The period of hate, greed, suffering and infamy that the world is experiencing just now is not a forerunner of the end of the world; but it marks the summation of an age of false thinking, worse acting and stupid compromising with evils that we tolerate because they are profitable to a few. Our condition is rapidly growing so intolerable that we shall be forced to do something about it. The evils of the present will have to be destroyed, root and branch, and a totally new way of life, one based on the eternal and immutable laws of nature, will have to be developed. Nothing in the present that will not fit into the new ways of life as a harmonious integer should be permitted to survive.

The preamble to the Republican platform of 1964 stated that: "The lives of men and nations are undergoing such transformations as history has rarely recorded. The birth of new nations, the impact of new machines, the threat of new weapons, the stirring of new ideas, the ascent into a new dimension of the universe--everywhere the accent falls on the new." Had this preamble added that everywhere except among the old party politicians and the medical world, where the accent is still on the old, the hackneyed, the outmoded, the accent is on the new, it would have been closer to the truth. The platitudenous sameness that characterizes writings and lectures on medicine (in all the schools) is matched only by the old-fashioned platitude and banality of the political speeches of old party candidates. The indestructible devotion to old-fashioned medical fallacy that is seen in all the schools of so-called healing is too obvious to need stressing. The very foundations of the curing systems are, nonetheless, groggy from the impact of Hygienic truth.

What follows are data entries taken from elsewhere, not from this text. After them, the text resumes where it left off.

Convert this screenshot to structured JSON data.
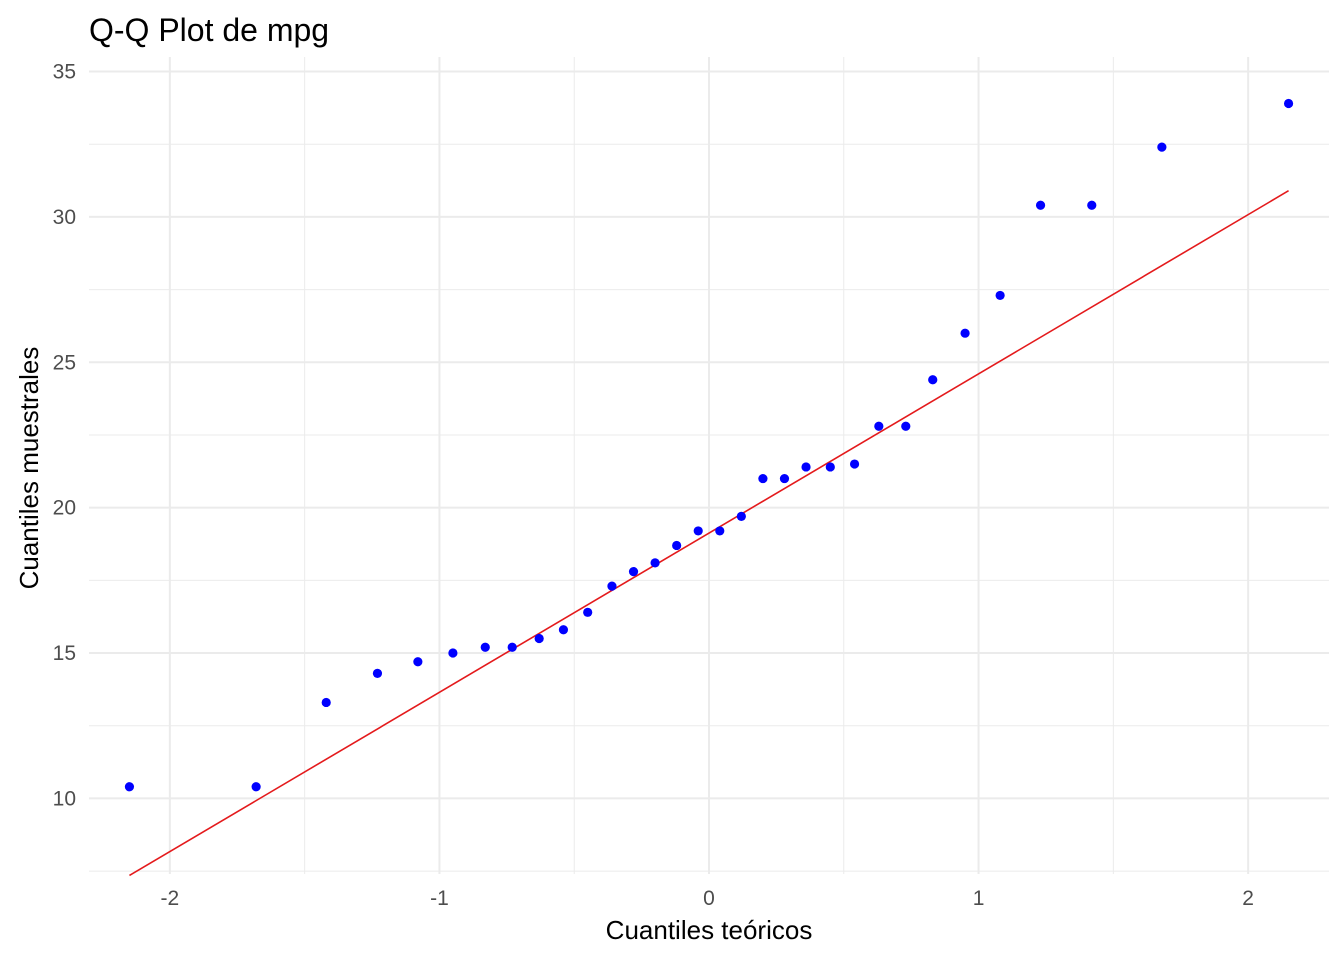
{
  "chart_data": {
    "type": "scatter",
    "title": "Q-Q Plot de mpg",
    "xlabel": "Cuantiles teóricos",
    "ylabel": "Cuantiles muestrales",
    "xlim": [
      -2.3,
      2.3
    ],
    "ylim": [
      7.4,
      35.5
    ],
    "x_ticks": [
      -2,
      -1,
      0,
      1,
      2
    ],
    "x_tick_labels": [
      "-2",
      "-1",
      "0",
      "1",
      "2"
    ],
    "y_ticks": [
      10,
      15,
      20,
      25,
      30,
      35
    ],
    "y_tick_labels": [
      "10",
      "15",
      "20",
      "25",
      "30",
      "35"
    ],
    "grid": true,
    "colors": {
      "points": "#0000FF",
      "reference_line": "#E41A1C",
      "grid": "#EBEBEB"
    },
    "points": {
      "x": [
        -2.15,
        -1.68,
        -1.42,
        -1.23,
        -1.08,
        -0.95,
        -0.83,
        -0.73,
        -0.63,
        -0.54,
        -0.45,
        -0.36,
        -0.28,
        -0.2,
        -0.12,
        -0.04,
        0.04,
        0.12,
        0.2,
        0.28,
        0.36,
        0.45,
        0.54,
        0.63,
        0.73,
        0.83,
        0.95,
        1.08,
        1.23,
        1.42,
        1.68,
        2.15
      ],
      "y": [
        10.4,
        10.4,
        13.3,
        14.3,
        14.7,
        15.0,
        15.2,
        15.2,
        15.5,
        15.8,
        16.4,
        17.3,
        17.8,
        18.1,
        18.7,
        19.2,
        19.2,
        19.7,
        21.0,
        21.0,
        21.4,
        21.4,
        21.5,
        22.8,
        22.8,
        24.4,
        26.0,
        27.3,
        30.4,
        30.4,
        32.4,
        33.9
      ]
    },
    "reference_line": {
      "x": [
        -2.15,
        2.15
      ],
      "y": [
        7.35,
        30.9
      ]
    }
  }
}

It cannot be too strongly emphasized that today the medical profession is confronted with obstacles and with problems which are insurmountable and insoluble. American physicians and their spokesmen have solid grounds for the fright and desperation which they frequently express. Increased mass sickness, the explosive developments of the so-called side effects of their new drugs, the growing number of iatrogenic diseases or what they call "diseases due to medical progress," the growing public distrust of their poisoning practices and the deadly menace of their wonder drugs--all this, and much more, constitutes an endless nightmare for all who would preserve the criminal system of poisoning the sick because they are sick. Doomed by the toxic evolution of its practices and soon to be outlawed by the enlightened opinion of mankind, physicians have every reason to stay awake at night and ponder the coming judgment.

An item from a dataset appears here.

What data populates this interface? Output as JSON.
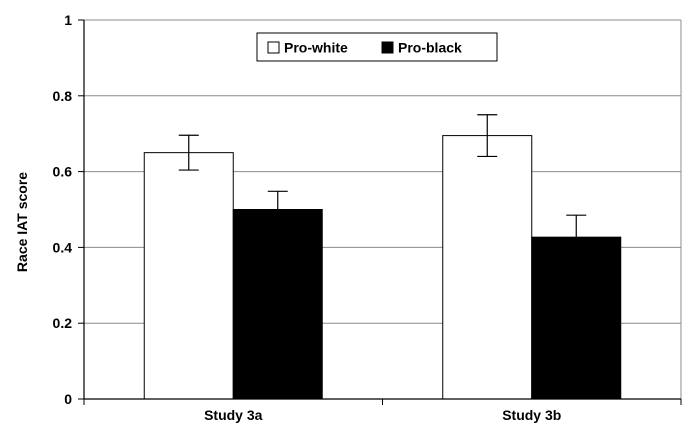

The contemporary problems of side effects and iatrogenic diseases have forced a re-examination of the drugging practice. The spectre that haunts the drug industry is not the "quackery" that they are continually harping about, but the evils that flow unmistakably from the use of their own procedures. It hangs over them like an unexorcised ghost. They are always conscious of it. Just now the situation is hopefully chaotic; for as chaos always precedes creation, so will the present agitation, fear, uncertainty, perplexity, conflict of opinion and grand stirring up of the long-dormant brain of the people lead to something constructive.